Inspection carried out on 25 July 2018

During a routine inspection

This inspection took place on 25 July 2018 and was unannounced. This was the first inspection of the service since it was registered to the current provider – Country Court Care Homes 2 Limited, in July 2017.

The Laurels is a ‘care home’. People in care homes receive accommodation and nursing or personal care as single package under one contractual agreement. CQC regulates both the premises and the care provided, and both were looked at during this inspection.

The care home is registered to accommodate up to 21 people. It specialises in providing care and support to older people. At the time of the inspection there were 19 people living at the home.

There is a registered manager in post. A registered manager is a person who has registered with the Care Quality Commission to manage the service. Like registered providers, they are ‘registered persons’. Registered persons have legal responsibility for meeting the requirements in the Health and Social Care Act 2008 and associated Regulations about how the service is run.

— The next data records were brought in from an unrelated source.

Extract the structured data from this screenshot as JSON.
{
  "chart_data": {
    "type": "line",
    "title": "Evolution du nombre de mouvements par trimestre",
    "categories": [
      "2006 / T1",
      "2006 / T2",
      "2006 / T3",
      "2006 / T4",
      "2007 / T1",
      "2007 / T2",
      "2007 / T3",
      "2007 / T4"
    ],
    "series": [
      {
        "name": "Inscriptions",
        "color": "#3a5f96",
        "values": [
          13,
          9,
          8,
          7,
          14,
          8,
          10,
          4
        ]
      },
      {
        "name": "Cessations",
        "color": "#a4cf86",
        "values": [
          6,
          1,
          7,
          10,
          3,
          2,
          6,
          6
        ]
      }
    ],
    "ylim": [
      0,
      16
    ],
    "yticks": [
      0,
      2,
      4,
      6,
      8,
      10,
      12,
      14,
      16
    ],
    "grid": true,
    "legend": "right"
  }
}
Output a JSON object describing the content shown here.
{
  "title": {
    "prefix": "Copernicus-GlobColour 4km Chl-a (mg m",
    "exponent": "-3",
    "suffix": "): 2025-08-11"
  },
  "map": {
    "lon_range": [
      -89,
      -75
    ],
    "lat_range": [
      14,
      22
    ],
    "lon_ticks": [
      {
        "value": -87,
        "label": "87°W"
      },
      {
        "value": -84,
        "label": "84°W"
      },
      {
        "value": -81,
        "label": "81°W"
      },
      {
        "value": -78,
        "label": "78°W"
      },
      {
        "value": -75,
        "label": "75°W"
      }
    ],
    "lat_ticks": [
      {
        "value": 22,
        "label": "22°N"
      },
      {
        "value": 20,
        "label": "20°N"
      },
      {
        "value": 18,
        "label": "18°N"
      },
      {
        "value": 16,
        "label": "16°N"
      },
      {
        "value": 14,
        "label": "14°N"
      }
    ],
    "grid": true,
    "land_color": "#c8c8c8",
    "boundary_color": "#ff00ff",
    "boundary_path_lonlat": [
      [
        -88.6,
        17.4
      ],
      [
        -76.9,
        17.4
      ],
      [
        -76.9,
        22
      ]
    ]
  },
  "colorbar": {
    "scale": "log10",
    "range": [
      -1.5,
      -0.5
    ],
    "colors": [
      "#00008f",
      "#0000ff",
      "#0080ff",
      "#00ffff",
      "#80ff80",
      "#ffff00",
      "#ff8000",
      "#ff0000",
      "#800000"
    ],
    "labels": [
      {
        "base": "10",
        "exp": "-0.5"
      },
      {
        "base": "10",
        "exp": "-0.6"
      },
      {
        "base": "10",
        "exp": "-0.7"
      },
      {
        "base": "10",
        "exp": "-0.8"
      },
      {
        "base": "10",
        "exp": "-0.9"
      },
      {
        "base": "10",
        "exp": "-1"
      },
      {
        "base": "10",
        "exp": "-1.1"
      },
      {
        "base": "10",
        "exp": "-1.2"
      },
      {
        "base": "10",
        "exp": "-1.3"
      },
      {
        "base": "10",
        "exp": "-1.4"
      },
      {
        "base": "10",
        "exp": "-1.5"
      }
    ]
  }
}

The home was well led by a registered manager and provider who were open and approachable. They were committed to continually monitoring standards and improving the service offered to people.

People and staff were very positive about the changes that had taken place since the new provider had taken on the running of the home. People felt listened to and their suggestions were put into practice where practicable.

People were cared for by staff who were kind and compassionate. People felt safe at the home and with the staff who supported them. One person told us, “I feel well looked after and definitely safe.”

Staff carried out assessments of people’s individual needs and created care plans to show how people would be supported to maintain their independence. Care plans gave information about people’s likes, dislikes and lifestyle choices to make sure staff were able to provide person centred care.

People’s health and well-being was monitored and staff supported people to see health care professionals according to their individual needs.

People had their nutritional needs assessed and met. People were happy with the food provided and told us there was always choices of meals. People were able to choose where they ate their meals. The majority of people ate in the dining room which made mealtimes a pleasant sociable occasion.

People were supported to have maximum choice and control of their lives and staff supported them in the least restrictive way possible; the policies and systems in the service supported this practice.

Staff respected people’s choices and supported their independence. People were able to make choices about their day to day lives and staff respected people as individuals. Where people lacked the mental capacity to make decisions for themselves staff acted in a way that respected their legal rights.

There was a programme of activities and entertainment which people could choose to join in with if they wished to. One person told us, “There’s plenty going on.” Another person said, “No I don’t join in, but that’s my choice.”